La durée du ou des CDD s’impute-t-elle sur celle d’une éventuelle période d’essai d’un CDI postérieur ?

2025-08-05T20:00:34+02:005 août 2025|

Lorsque plusieurs contrats à durée déterminée (CDD) sont suivis par un contrat à durée indéterminée (CDI) entre les mêmes parties, se pose la question de la période d’essai d’un CDI après un ou des CDD : la durée des CDD antérieurs doit-elle réduire l’essai prévu dans le CDI ? La Cour de cassation a récemment rappelé et précisé les contours de cette règle.

L’article L. 1221-20 du Code du travail autorise les parties à un CDI à prévoir une période d’essai librement révocable sans justification. Toutefois, cette liberté est strictement encadrée : elle ne peut être exercée de manière fautive, abusive ou malveillante (v. Soc. 2 déc. 1997, n° 95-41.374). Ce contrôle se renforce lorsque l’essai suit une succession de CDD (C. trav., art. L. 1243-11, al. 3 ; art. R. 1243-2, issu du décret n° 2023-1307).

En l’espèce, une infirmière avait enchaîné trois CDD avec le même établissement médical : du 18 au 31 mai 2017, du 1ᵉʳ au 30 juin 2017, puis du 1ᵉʳ au 30 août 2017. Le 4 septembre 2017, un CDI est signé avec une période d’essai de deux mois. L’employeur rompt cette période moins de deux semaines après, le 17 septembre. La salariée conteste la rupture devant le conseil de prud’hommes, qui lui donne partiellement raison, mais la cour d’appel d’Aix-en-Provence rejette toutes ses demandes.

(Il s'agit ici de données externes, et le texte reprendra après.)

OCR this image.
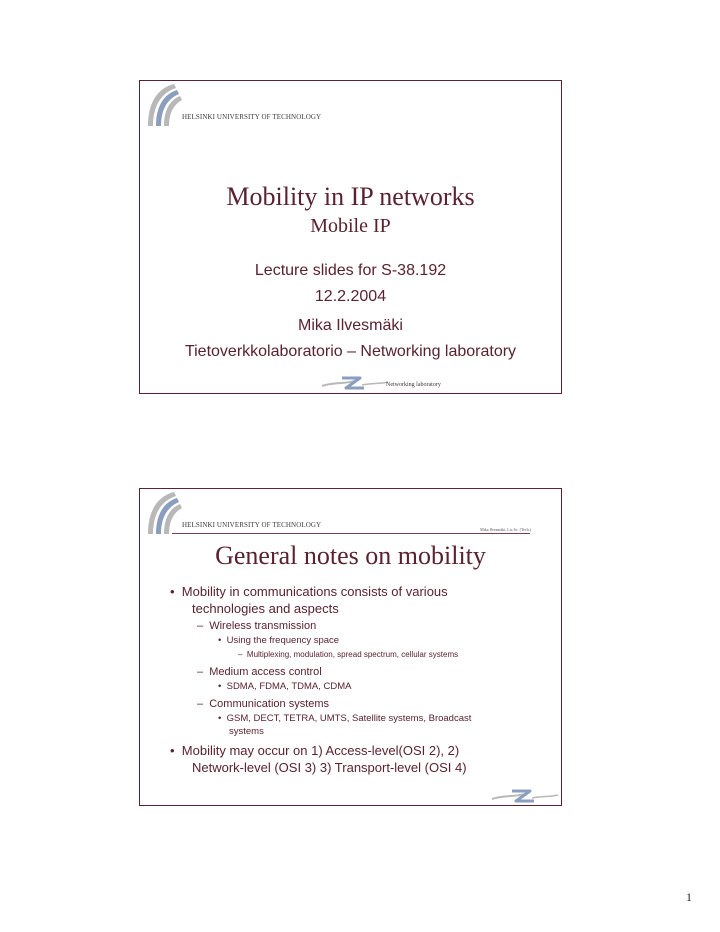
HELSINKI UNIVERSITY OF TECHNOLOGY
Mobility in IP networks
Mobile IP
Lecture slides for S-38.192
12.2.2004
Mika Ilvesmäki
Tietoverkkolaboratorio – Networking laboratory
Networking laboratory
HELSINKI UNIVERSITY OF TECHNOLOGY
Mika Ilvesmäki, Lic.Sc. (Tech.)
General notes on mobility
•  Mobility in communications consists of various
technologies and aspects
–  Wireless transmission
•  Using the frequency space
–  Multiplexing, modulation, spread spectrum, cellular systems
–  Medium access control
•  SDMA, FDMA, TDMA, CDMA
–  Communication systems
•  GSM, DECT, TETRA, UMTS, Satellite systems, Broadcast
systems
•  Mobility may occur on 1) Access-level(OSI 2), 2)
Network-level (OSI 3) 3) Transport-level (OSI 4)
1
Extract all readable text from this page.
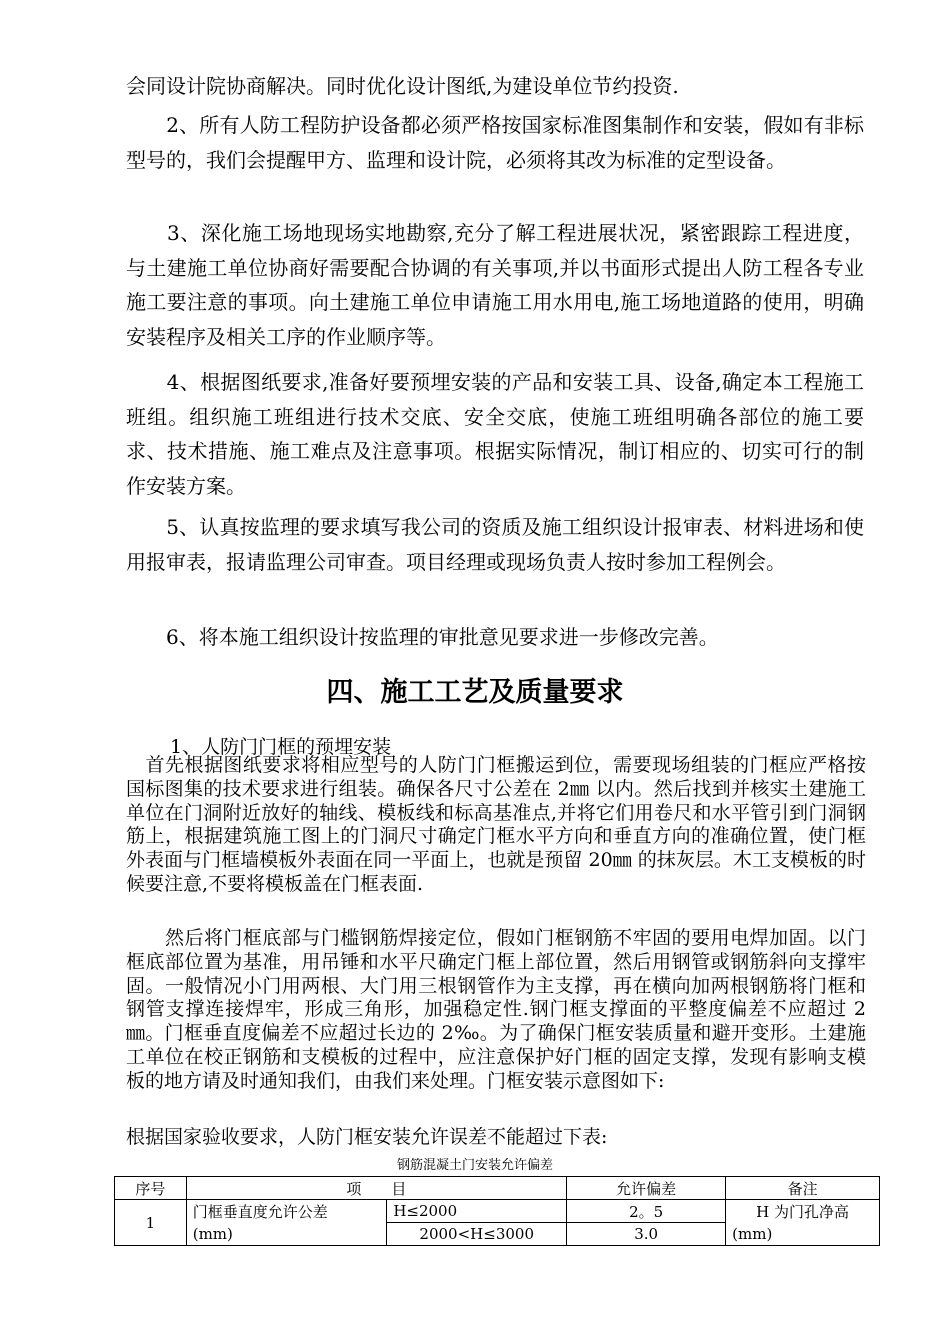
会同设计院协商解决。同时优化设计图纸,为建设单位节约投资.

　　2、所有人防工程防护设备都必须严格按国家标准图集制作和安装，假如有非标型号的，我们会提醒甲方、监理和设计院，必须将其改为标准的定型设备。

　　3、深化施工场地现场实地勘察,充分了解工程进展状况，紧密跟踪工程进度，与土建施工单位协商好需要配合协调的有关事项,并以书面形式提出人防工程各专业施工要注意的事项。向土建施工单位申请施工用水用电,施工场地道路的使用，明确安装程序及相关工序的作业顺序等。

　　4、根据图纸要求,准备好要预埋安装的产品和安装工具、设备,确定本工程施工班组。组织施工班组进行技术交底、安全交底，使施工班组明确各部位的施工要求、技术措施、施工难点及注意事项。根据实际情况，制订相应的、切实可行的制作安装方案。

　　5、认真按监理的要求填写我公司的资质及施工组织设计报审表、材料进场和使用报审表，报请监理公司审查。项目经理或现场负责人按时参加工程例会。

　　6、将本施工组织设计按监理的审批意见要求进一步修改完善。

四、施工工艺及质量要求

1、人防门门框的预埋安装

　首先根据图纸要求将相应型号的人防门门框搬运到位，需要现场组装的门框应严格按国标图集的技术要求进行组装。确保各尺寸公差在 2㎜ 以内。然后找到并核实土建施工单位在门洞附近放好的轴线、模板线和标高基准点,并将它们用卷尺和水平管引到门洞钢筋上，根据建筑施工图上的门洞尺寸确定门框水平方向和垂直方向的准确位置，使门框外表面与门框墙模板外表面在同一平面上，也就是预留 20㎜ 的抹灰层。木工支模板的时候要注意,不要将模板盖在门框表面.

　　然后将门框底部与门槛钢筋焊接定位，假如门框钢筋不牢固的要用电焊加固。以门框底部位置为基准，用吊锤和水平尺确定门框上部位置，然后用钢管或钢筋斜向支撑牢固。一般情况小门用两根、大门用三根钢管作为主支撑，再在横向加两根钢筋将门框和钢管支撑连接焊牢，形成三角形，加强稳定性.钢门框支撑面的平整度偏差不应超过 2㎜。门框垂直度偏差不应超过长边的 2‰。为了确保门框安装质量和避开变形。土建施工单位在校正钢筋和支模板的过程中，应注意保护好门框的固定支撑，发现有影响支模板的地方请及时通知我们，由我们来处理。门框安装示意图如下:

根据国家验收要求，人防门框安装允许误差不能超过下表:

钢筋混凝土门安装允许偏差

序号	项　　目		允许偏差	备注
1	门框垂直度允许公差	H≤2000	2。5	H 为门孔净高
	(mm)	2000<H≤3000	3.0	(mm)
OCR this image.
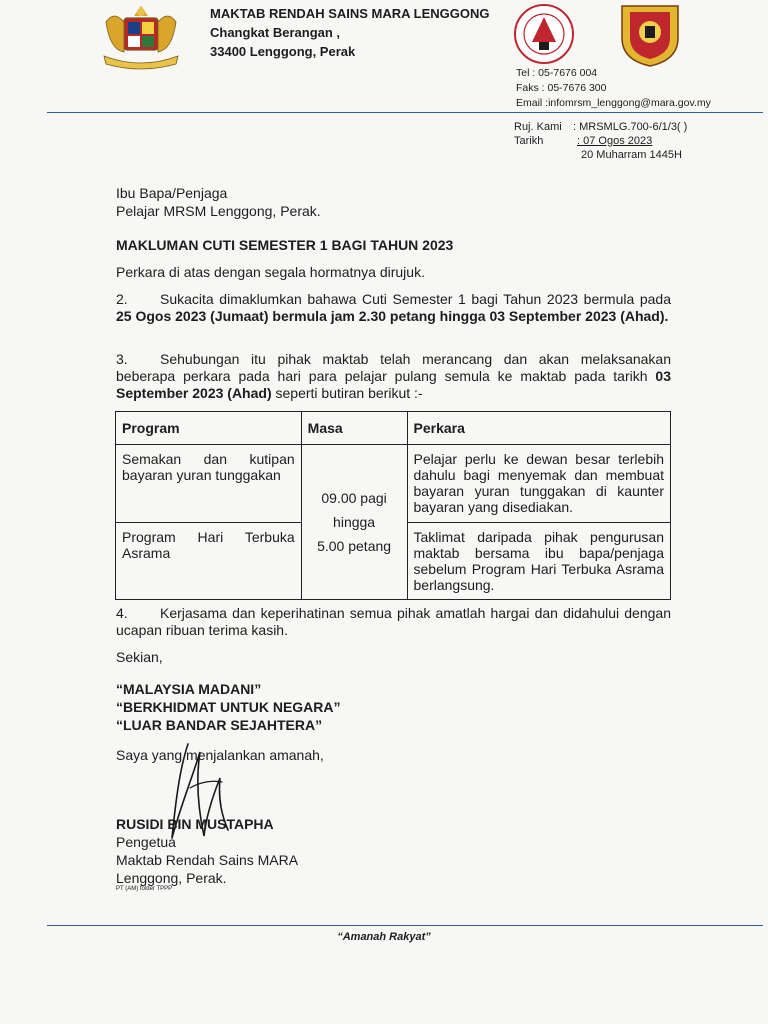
MAKTAB RENDAH SAINS MARA LENGGONG
Changkat Berangan ,
33400 Lenggong, Perak
Tel : 05-7676 004
Faks : 05-7676 300
Email :infomrsm_lenggong@mara.gov.my
Ruj. Kami : MRSMLG.700-6/1/3( )
Tarikh	: 07 Ogos 2023
20 Muharram 1445H
Ibu Bapa/Penjaga
Pelajar MRSM Lenggong, Perak.
MAKLUMAN CUTI SEMESTER 1 BAGI TAHUN 2023
Perkara di atas dengan segala hormatnya dirujuk.
2. Sukacita dimaklumkan bahawa Cuti Semester 1 bagi Tahun 2023 bermula pada 25 Ogos 2023 (Jumaat) bermula jam 2.30 petang hingga 03 September 2023 (Ahad).
3. Sehubungan itu pihak maktab telah merancang dan akan melaksanakan beberapa perkara pada hari para pelajar pulang semula ke maktab pada tarikh 03 September 2023 (Ahad) seperti butiran berikut :-
Program	Masa	Perkara
Semakan dan kutipan bayaran yuran tunggakan	09.00 pagi
hingga
5.00 petang	Pelajar perlu ke dewan besar terlebih dahulu bagi menyemak dan membuat bayaran yuran tunggakan di kaunter bayaran yang disediakan.
Program Hari Terbuka Asrama		Taklimat daripada pihak pengurusan maktab bersama ibu bapa/penjaga sebelum Program Hari Terbuka Asrama berlangsung.
4. Kerjasama dan keperihatinan semua pihak amatlah hargai dan didahului dengan ucapan ribuan terima kasih.
Sekian,
“MALAYSIA MADANI”
“BERKHIDMAT UNTUK NEGARA”
“LUAR BANDAR SEJAHTERA”
Saya yang menjalankan amanah,
RUSIDI BIN MUSTAPHA
Pengetua
Maktab Rendah Sains MARA
Lenggong, Perak.
PT (AM) folder TPPP
“Amanah Rakyat”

La cour retient qu’il existait une discontinuité entre certains CDD, excluant la déduction de leur durée totale de la période d’essai, seul le contrat d’août étant pris en compte. La Cour de cassation, dans un arrêt du 19 juin 2024, censure ce raisonnement et clarifie qu’en matière de période d’essai d’un CDI après un ou des CDD , la continuité fonctionnelle suffit : la salariée avait exercé le même emploi (infirmière) dans les mêmes services, sans changement de fonctions. Les interruptions d’un mois et de trois jours n’établissent donc pas de discontinuité réelle.

Ce faisant, la Haute juridiction renverse la logique de la cour d’appel, qui semblait exiger à la fois continuité temporelle et fonctionnelle pour permettre l’imputation. Désormais, l’unité des fonctions prime ; la durée de l’ensemble des CDD doit être retranchée de la période d’essai du CDI lorsqu’il n’y a pas de rupture fonctionnelle.

La jurisprudence avait connu des fluctuations : en 1989 (Soc. 28 juin 1989, n° 86-41.188) et en 1993, la Cour limitait la déduction au seul CDD immédiatement antérieur au CDI. L’argument de « novation » ― supposée rompre juridiquement la relation ― a été rejeté depuis (Soc. 3 oct. 1991, n° 87-41.176). En 2013 (Soc. 9 oct. 2013, n° 12-12.113) la Cour avait semblé écarter le critère fonctionnel, avant de nuancer sa position en 2012 puis, à nouveau, dans la décision du 19 juin 2024.

Le contentieux ne se limite pas à la licéité de la période d’essai. La salariée sollicitait aussi : la reconnaissance d’un CDI depuis le premier CDD, la reconstitution d’ancienneté, la nullité de la rupture (discrimination, harcèlement, liberté d’expression), un licenciement sans cause réelle et sérieuse, des indemnités de préavis et congés payés, ainsi que des dommages-intérêts pour rupture vexatoire ou brutale.

L’article L. 1243-11 ne mentionne aucune exigence de continuité fonctionnelle ; celle-ci résulte d’une construction jurisprudentielle fondée sur la finalité de l’essai : permettre à l’employeur d’évaluer le salarié et inversement. L’arrêt du 19 juin 2024 réaffirme que cette finalité suffit à justifier l’imputation de la durée des CDD sur l’essai, sans nécessité de démontrer une continuité temporelle stricte.

La cour d’appel de renvoi demeure libre d’apprécier en fait et en droit (C. pr. civ., art. 638), mais persister dans l’exigence d’une discontinuité temporelle serait désormais difficilement défendable. La solution adoptée s’aligne sur l’objectif de lutte contre la précarité contractuelle et sur le droit européen : la directive (UE) 2019/1152 exige en effet que les périodes d’essai soient raisonnables (art. 8).

En définitive, la Cour de cassation renforce la protection des salariés contre l’usage abusif de la période d’essai dans les CDI succédant à plusieurs CDD : lorsque l’emploi reste identique, toute la durée des CDD doit être imputée sur la période d’essai d’un CDI après un ou des CDD, même si des interruptions temporelles sont intervenues.